Ahmet Kara, ilköğretim ve liseyi Yunanistan’da tamamladıktan sonra, yüksek öğrenim yapmak için Ankara’ya gitti. Gazi Üniversitesi Hukuk Fakültesi'ni tamamladıktan sonra Yunanistan'a dönüp fark derslerini verdi. 2006’dan bu yana İskeçe’de avukatlık yapıyor. Kara, aynı zamanda 2008-2010 yılları arasında Yüksek Tahsilliler Derneği Yönetim Kurulu'nda bulunarak Yönetim Kurulu Başkanlığını üstlendi. Son iki yıldır İskeçe Türk Birliği Başkanlığını yürütüyor. Ahmet Kara'ya İskeçe'deki Türklerin ekonomik durumunu sorduk.
İskeçe'deki Türklerin ekonomik durumunu anlatır mısınız?

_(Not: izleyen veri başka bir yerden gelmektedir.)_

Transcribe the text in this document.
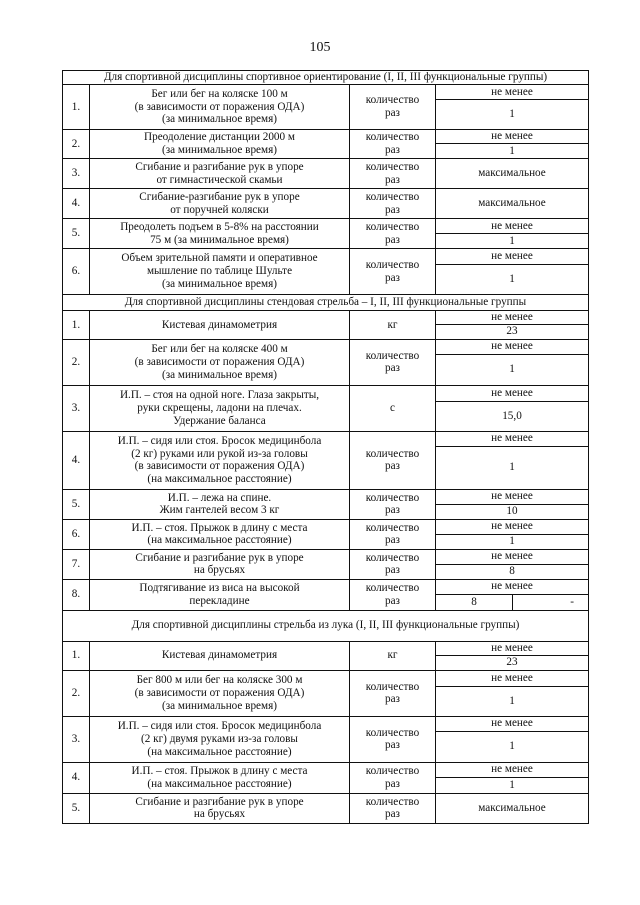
105
Для спортивной дисциплины спортивное ориентирование (I, II, III функциональные группы)				
1.	Бег или бег на коляске 100 м
(в зависимости от поражения ОДА)
(за минимальное время)	количество
раз	не менее	
			1	
2.	Преодоление дистанции 2000 м
(за минимальное время)	количество
раз	не менее	
			1	
3.	Сгибание и разгибание рук в упоре
от гимнастической скамьи	количество
раз	максимальное	
4.	Сгибание-разгибание рук в упоре
от поручней коляски	количество
раз	максимальное	
5.	Преодолеть подъем в 5-8% на расстоянии
75 м (за минимальное время)	количество
раз	не менее	
			1	
6.	Объем зрительной памяти и оперативное
мышление по таблице Шульте
(за минимальное время)	количество
раз	не менее	
			1	
Для спортивной дисциплины стендовая стрельба – I, II, III функциональные группы				
1.	Кистевая динамометрия	кг	не менее	
			23	
2.	Бег или бег на коляске 400 м
(в зависимости от поражения ОДА)
(за минимальное время)	количество
раз	не менее	
			1	
3.	И.П. – стоя на одной ноге. Глаза закрыты,
руки скрещены, ладони на плечах.
Удержание баланса	с	не менее	
			15,0	
4.	И.П. – сидя или стоя. Бросок медицинбола
(2 кг) руками или рукой из-за головы
(в зависимости от поражения ОДА)
(на максимальное расстояние)	количество
раз	не менее	
			1	
5.	И.П. – лежа на спине.
Жим гантелей весом 3 кг	количество
раз	не менее	
			10	
6.	И.П. – стоя. Прыжок в длину с места
(на максимальное расстояние)	количество
раз	не менее	
			1	
7.	Сгибание и разгибание рук в упоре
на брусьях	количество
раз	не менее	
			8	
8.	Подтягивание из виса на высокой
перекладине	количество
раз	не менее	
			8	-
Для спортивной дисциплины стрельба из лука (I, II, III функциональные группы)				
1.	Кистевая динамометрия	кг	не менее	
			23	
2.	Бег 800 м или бег на коляске 300 м
(в зависимости от поражения ОДА)
(за минимальное время)	количество
раз	не менее	
			1	
3.	И.П. – сидя или стоя. Бросок медицинбола
(2 кг) двумя руками из-за головы
(на максимальное расстояние)	количество
раз	не менее	
			1	
4.	И.П. – стоя. Прыжок в длину с места
(на максимальное расстояние)	количество
раз	не менее	
			1	
5.	Сгибание и разгибание рук в упоре
на брусьях	количество
раз	максимальное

İskeçe'deki Türklerin ekonomik durumunu değerlendirmek için Yunanistan'ın genel haline bakmak lazım. Yunanistan maalesef yaklaşık üç yıldır ama son bir buçuk yıldır daha belirgin bir şekilde ekonomik krizi hissetmeye başlayan AB ülkelerinden en başta geleni. İskeçe’de yaşayan Türkler için bunu genel olarak da söyleyebiliriz. AB’nin en gelişmemiş ülkesi olması nedeniyle, bölgede iş olanaklarının az olması sebebiyle yaşadığı birtakım sıkıntılar var. İskeçe’de ve Gümülcine’deki Türkler tarımla uğraşan insanlar ve bunun yanında inşaat işçilerimiz var ama her iki sektöre de baktığımız zaman gerek tarım, gerek inşaat ama her sektöre de baktığımızda uygulanan yanlış politiklar bu sektörlerde faaliyet gösteren kişilerin gelirlerinin her geçen gün daha da azaldığını gösteriyor. Masrafları artıyor, gelirleri azalıyor. Özellikle inşaat sektöründe çok büyük bir kriz var. Yunanistan'in genelinde de böyle ama özellikle bölgemizde ve İskeçe İnşaatçılar Birliği'nden aldığımız sayılara göre, 3 bine yakın üye varken, inşaatta işsizliğin yüzde seksen, yüzde doksan oranlarına vardığını saptıyoruz. Dolayısıyla şu anki durum, maalesef İskeçe'deki Türkler için pek de iç açıcı değil, büyük kriz yaşanmaktadır. Esnafımız da var ama onların da her geçen gün günlük kazançlarının kâr oranlarının oldukça azaldığını duyuyoruz. Mutlaka Yunanistan geneline yapılacak olan birtakım dengeleme politiklarının bu bölgeye daha fazla uygulanması gerekecek ki insanların ekonomik durumları düzelsin.'ÇOCUKLARIN TÜRKÇELERİ YETERLİ DEĞİL'
İskeçe’de yaşayan Türk çocukları Türkçe biliyor mu? Türkçeleri nasıl?Buna şöyle cevap vermek lazım, Türk azınlık okullarının en büyük sorunu da bu; eğitim. Özellikle son on yıldır, Türkiye’de mezun olmuş, burada eğitim veren öğretmenlerin görevlerine son verilmeye başlandı. Başlandıktan sonra da Selanik Özel Pedagoji Akademisi’nden mezun olup Türk ilkokullarında Türkçe ders vermeye başlayan öğretmenlerin yetersizligi gözle görülür bir şekilde ortaya çıktı. Peki neden? Çünkü son dönemdeki ilkokul öğrencilerinin Türkçelerinin yeterli olmadığını görüyoruz. Aileler bunu farklı bir şekilde çözmeye çalışıp bu sorunu ortadan kaldırmaya çalışıyorlar, gerek Türkçe kurslarına gönderip gerekse kendi çabalarıyla. Özellikle ilkokul aşamasındaki bir çocuğun, öğretmeninden aldığı o diksiyon, vurgulama, kelimeleri doğru kullanma becerisi mutlaka daha iyi öğretilmeli. Biz kuruluş ve kurumlar olarak da bu eksikliği tespit ederek yetkililere bildirdik, bir çalışma içerisindeyiz. Yetkililerle görüştüğümüzde de bu eksikliği defalarca dile getirdik; umarım önümüzdeki süreçte bunlar dikkate alınır ve eğitim sorunu çözülür, Türkçe'yi doğru kullanma ve konuşma sorunu ortadan kalkar.